Koştuğumuz yerler var,yorulduğumuzda dinlendiğimiz insanlar…Dünya yuvarlak evet ama bence gittikçe küçülüyor.Hepimizi birleştirmeye çalışıyor,koştuğumuz yer olmak istiyor.


insanoğlu çok sevilmeyi sevmiyor,belki de kendini çok sevilecek kadar değerli hissetmiyor ve karşısındaki kişinin kendisini sevdiğini bilmesine rağmen yaptığı ilk hatada onu yerin dibine sokuyor.. sanki kendi açığı yakalanmış gibi.
bana yapılan hatayı asla affetmem diyen insanların kapılarından ürküyorum bazen,marifet kapıyı aralık bırakarak da insanlarla ilişkileri yürütmekte,yoksa hata yapmayan bir insanla arkadaş,sevgili vs. olmakta ne var,onu herkes yapar.

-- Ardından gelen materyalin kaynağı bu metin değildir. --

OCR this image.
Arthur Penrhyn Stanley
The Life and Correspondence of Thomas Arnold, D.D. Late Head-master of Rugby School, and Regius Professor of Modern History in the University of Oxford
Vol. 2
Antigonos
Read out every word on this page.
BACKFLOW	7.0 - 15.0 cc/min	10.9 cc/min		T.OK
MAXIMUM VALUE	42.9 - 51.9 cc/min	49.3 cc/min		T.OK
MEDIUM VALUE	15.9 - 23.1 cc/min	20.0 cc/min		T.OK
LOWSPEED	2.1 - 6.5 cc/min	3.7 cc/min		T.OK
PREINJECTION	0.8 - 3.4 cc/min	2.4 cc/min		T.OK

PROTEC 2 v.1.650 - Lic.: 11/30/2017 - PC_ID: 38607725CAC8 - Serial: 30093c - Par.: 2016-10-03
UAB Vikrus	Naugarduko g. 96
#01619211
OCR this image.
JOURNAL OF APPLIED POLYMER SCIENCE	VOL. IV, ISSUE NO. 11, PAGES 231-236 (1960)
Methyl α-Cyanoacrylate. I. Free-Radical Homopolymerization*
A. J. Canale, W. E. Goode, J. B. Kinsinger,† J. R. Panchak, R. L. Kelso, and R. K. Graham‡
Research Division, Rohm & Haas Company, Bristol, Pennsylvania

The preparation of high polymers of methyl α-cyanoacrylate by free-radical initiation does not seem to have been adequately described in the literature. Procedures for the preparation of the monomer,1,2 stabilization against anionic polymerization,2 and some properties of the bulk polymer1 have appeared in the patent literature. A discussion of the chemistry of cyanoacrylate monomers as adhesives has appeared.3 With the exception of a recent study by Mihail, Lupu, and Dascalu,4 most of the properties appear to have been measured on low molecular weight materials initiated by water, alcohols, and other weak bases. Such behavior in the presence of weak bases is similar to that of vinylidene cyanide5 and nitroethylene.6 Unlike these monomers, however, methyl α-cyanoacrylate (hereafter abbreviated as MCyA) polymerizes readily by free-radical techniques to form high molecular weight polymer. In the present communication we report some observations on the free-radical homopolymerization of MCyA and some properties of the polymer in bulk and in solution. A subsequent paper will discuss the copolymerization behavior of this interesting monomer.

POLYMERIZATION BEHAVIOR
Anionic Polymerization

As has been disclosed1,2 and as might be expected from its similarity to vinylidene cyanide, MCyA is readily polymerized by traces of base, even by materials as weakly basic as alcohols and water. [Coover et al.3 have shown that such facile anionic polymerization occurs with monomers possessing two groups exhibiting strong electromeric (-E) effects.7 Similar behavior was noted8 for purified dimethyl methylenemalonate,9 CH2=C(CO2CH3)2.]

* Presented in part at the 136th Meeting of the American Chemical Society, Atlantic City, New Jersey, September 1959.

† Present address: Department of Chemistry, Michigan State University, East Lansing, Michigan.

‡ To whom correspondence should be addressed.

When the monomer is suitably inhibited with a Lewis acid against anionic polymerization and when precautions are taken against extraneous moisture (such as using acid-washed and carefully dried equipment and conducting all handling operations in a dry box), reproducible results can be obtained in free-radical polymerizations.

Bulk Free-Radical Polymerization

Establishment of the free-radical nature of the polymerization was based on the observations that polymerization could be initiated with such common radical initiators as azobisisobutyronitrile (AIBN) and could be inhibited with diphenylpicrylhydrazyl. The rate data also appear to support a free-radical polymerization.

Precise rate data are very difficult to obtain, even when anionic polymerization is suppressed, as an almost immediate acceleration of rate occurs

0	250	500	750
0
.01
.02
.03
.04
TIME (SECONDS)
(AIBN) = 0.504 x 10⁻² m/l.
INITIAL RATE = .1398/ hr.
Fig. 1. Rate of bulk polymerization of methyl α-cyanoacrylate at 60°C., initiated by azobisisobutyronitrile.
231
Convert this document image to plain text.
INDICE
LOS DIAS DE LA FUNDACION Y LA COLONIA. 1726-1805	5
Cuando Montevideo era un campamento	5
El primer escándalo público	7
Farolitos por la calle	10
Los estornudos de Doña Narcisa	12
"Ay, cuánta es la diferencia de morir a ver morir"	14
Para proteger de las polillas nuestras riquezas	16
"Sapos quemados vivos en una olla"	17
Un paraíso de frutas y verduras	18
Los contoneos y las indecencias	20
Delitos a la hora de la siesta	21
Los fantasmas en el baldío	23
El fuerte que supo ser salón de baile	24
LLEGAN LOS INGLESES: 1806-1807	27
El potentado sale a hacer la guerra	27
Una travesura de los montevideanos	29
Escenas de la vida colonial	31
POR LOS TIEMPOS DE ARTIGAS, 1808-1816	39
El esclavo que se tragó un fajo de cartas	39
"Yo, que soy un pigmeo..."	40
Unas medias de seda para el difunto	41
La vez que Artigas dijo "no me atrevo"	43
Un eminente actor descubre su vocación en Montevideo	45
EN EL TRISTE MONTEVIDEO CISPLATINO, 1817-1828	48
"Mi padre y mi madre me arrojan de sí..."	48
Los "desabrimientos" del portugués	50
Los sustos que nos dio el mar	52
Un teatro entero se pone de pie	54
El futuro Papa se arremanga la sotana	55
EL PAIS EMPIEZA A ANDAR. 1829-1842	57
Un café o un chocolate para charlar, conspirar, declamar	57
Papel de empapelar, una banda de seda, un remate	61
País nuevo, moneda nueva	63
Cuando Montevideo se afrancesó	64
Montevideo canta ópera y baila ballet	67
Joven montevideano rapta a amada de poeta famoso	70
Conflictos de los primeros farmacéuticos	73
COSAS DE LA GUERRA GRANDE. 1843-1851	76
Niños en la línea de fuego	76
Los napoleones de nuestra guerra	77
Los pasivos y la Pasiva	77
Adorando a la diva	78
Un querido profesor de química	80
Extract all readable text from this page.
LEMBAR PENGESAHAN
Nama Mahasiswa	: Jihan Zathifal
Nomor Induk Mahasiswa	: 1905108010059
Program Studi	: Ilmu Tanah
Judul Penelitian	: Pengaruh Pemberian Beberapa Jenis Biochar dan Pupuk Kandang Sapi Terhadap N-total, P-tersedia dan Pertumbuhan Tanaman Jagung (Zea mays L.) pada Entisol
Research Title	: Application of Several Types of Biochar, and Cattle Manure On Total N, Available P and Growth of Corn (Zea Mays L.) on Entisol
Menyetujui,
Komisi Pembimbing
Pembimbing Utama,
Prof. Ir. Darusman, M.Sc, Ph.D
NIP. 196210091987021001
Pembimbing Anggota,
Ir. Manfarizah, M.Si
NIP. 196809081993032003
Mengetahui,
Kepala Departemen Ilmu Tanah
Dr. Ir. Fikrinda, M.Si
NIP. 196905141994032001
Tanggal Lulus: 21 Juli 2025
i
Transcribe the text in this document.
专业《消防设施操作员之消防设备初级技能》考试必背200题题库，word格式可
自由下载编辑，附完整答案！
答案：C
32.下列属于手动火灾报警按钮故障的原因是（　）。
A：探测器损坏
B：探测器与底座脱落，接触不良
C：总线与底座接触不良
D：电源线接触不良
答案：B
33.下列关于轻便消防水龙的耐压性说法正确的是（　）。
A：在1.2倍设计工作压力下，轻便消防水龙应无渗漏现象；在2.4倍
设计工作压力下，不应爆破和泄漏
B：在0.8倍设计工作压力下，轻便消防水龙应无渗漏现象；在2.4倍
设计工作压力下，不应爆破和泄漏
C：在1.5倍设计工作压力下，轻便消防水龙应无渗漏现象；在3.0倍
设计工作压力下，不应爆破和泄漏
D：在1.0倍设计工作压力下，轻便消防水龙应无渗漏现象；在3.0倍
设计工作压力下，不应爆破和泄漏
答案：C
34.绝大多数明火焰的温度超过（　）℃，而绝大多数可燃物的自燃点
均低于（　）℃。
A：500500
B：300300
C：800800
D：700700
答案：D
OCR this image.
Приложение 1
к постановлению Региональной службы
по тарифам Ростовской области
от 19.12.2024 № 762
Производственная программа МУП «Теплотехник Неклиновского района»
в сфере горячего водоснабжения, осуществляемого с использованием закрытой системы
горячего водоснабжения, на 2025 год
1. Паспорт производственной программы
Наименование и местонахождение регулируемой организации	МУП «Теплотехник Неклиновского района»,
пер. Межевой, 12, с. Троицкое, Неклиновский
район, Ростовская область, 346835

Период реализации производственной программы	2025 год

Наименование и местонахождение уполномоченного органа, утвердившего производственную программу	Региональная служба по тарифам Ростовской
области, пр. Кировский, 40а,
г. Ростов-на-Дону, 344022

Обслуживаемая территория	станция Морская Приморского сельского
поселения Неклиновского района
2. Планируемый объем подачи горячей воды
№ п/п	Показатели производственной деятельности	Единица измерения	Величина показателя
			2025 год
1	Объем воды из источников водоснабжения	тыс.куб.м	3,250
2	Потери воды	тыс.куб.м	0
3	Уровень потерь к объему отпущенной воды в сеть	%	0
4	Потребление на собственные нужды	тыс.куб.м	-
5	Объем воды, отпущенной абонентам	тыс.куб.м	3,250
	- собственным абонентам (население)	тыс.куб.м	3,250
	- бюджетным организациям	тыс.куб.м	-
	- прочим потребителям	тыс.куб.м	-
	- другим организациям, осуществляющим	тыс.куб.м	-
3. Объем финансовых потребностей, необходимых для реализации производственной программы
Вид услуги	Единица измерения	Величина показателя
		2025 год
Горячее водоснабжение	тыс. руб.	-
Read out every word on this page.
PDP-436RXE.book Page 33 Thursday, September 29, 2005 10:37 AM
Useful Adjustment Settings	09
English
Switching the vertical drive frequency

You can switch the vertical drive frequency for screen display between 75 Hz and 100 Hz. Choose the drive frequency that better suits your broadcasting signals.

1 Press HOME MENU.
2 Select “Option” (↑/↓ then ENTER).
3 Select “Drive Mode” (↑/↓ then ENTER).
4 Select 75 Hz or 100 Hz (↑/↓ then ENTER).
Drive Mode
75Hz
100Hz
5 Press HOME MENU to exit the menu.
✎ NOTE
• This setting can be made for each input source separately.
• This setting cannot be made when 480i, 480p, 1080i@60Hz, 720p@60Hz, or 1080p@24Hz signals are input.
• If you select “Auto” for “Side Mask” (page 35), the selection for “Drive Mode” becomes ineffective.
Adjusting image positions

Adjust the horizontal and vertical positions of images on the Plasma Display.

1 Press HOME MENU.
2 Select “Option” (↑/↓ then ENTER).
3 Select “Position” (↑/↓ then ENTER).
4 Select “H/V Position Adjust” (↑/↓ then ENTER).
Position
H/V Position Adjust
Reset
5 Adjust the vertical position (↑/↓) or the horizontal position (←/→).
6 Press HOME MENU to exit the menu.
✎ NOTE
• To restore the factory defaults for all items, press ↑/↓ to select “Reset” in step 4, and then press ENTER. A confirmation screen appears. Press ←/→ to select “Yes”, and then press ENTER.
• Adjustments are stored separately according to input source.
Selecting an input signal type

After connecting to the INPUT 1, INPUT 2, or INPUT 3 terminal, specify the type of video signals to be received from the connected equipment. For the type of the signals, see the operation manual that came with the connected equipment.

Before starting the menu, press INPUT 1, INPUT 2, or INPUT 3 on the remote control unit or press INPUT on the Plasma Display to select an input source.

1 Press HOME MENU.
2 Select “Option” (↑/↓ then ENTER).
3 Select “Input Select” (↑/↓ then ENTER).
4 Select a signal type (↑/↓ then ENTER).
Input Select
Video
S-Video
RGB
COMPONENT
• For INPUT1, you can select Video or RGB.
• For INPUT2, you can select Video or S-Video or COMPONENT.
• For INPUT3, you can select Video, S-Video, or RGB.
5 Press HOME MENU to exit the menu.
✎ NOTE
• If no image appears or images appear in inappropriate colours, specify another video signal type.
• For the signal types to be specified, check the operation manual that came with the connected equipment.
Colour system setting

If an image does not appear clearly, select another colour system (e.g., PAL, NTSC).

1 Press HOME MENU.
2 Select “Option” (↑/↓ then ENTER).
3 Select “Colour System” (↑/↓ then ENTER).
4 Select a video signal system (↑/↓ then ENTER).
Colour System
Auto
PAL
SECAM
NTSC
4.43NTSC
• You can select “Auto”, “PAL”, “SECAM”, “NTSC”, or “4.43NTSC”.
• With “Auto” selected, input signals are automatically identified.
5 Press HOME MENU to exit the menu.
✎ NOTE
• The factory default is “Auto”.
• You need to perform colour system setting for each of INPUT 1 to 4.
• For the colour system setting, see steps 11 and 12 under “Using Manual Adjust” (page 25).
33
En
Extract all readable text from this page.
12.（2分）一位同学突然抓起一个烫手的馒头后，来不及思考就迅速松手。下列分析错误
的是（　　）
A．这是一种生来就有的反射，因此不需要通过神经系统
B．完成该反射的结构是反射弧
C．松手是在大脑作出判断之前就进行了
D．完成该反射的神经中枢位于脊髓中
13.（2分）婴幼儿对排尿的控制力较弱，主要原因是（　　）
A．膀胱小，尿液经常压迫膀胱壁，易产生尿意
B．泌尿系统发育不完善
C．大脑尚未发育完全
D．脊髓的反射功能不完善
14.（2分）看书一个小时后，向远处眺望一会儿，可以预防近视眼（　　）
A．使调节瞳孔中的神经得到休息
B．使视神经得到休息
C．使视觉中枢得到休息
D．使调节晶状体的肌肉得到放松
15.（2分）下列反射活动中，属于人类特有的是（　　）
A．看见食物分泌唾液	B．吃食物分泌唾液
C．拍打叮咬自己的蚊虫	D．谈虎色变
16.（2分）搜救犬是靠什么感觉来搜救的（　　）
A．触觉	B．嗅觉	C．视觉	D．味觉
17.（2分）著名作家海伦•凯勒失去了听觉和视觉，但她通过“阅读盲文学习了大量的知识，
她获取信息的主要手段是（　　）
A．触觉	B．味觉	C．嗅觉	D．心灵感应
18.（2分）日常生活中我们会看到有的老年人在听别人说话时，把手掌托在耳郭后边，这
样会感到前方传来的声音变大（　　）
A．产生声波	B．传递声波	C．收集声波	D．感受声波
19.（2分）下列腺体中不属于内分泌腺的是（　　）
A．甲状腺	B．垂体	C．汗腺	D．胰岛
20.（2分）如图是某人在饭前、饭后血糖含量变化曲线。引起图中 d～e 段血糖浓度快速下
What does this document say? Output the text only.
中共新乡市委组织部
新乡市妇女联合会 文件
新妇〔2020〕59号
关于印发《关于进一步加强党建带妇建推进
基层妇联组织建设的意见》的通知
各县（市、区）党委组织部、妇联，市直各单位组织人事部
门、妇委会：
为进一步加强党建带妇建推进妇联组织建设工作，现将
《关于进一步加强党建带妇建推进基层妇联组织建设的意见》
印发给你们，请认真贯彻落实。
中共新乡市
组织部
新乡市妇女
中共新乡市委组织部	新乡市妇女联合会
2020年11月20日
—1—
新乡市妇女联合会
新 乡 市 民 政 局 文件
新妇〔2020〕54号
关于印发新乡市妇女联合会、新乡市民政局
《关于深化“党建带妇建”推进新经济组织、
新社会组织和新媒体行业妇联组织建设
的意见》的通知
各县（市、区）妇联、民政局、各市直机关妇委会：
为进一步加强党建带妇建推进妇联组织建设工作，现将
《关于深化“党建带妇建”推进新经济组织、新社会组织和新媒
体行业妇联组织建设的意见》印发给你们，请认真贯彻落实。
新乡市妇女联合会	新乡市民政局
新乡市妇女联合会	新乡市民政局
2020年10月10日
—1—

göremeyen gözler aynılıkların içinde hapsolur. insan her şeye alışır,iyi olanlara alışıktır zaten ve onları görmemeye de alışmıştır ama asıl kötü şeylere alışmasıdır insanın acizliği,kötülere alışan insan iyiyi isteme hakkından vazgeçer. suskunluğun başladığı yerde ezici sessizliklerin sesleri tırmalar kulakları. bir de başkasını yargılarken harcadığı enerjiyi,onu severken göstermez nedense. 
ve bazen insan aynaya bakarken kırılan ayna değil kendi olur..

6 Şubat 2011 Pazar



insanlar,
*bir rutine alışınca duygularının içi boşalıyor.
*hayallerinden biri ölünce,o ölü hayal tarafından zehirleniyor.
*nedense empati kuramıyor.
*o kadar çok değişiyor ki duyguları aşınıyor.
*o kadar çok ağlıyor ki gözleri kızarıyor.
*bazen o kadar gülüyor ki sonunda ağlıyor.
*aşık oluyor,ayrılıyor ve sonra daha çok aşık oluyor.
*çok üzülüyor.
*hiç mutluyum diyemiyor.
*insan olmayı sevmiyor.
insanlar çok acayip.

ben çok uzun süre;
ağlayamıyorum,dans edemiyorum,düşünemiyorum,ders dinleyemiyorum,odaklanamıyorum,sessiz kalamıyorum,mutlu olamıyorum,şarkı söyleyemiyorum,aşık olamıyorum,bir yerde oturamıyorum,gülemiyorum,susamıyorum,bağıramıyorum,tahammül edemiyorum,kitap okuyamıyorum,koşamıyorum,uyuyamıyorum,bir şey izleyemiyorum,gözlerimi kapayamıyorum,yürüyemiyorum,yazı yazamıyorum.
ben çok uzun süre sevemiyorum insanları,arada durup onlardan nefret etmem gerekiyor ki onları tekrar sevebileyim.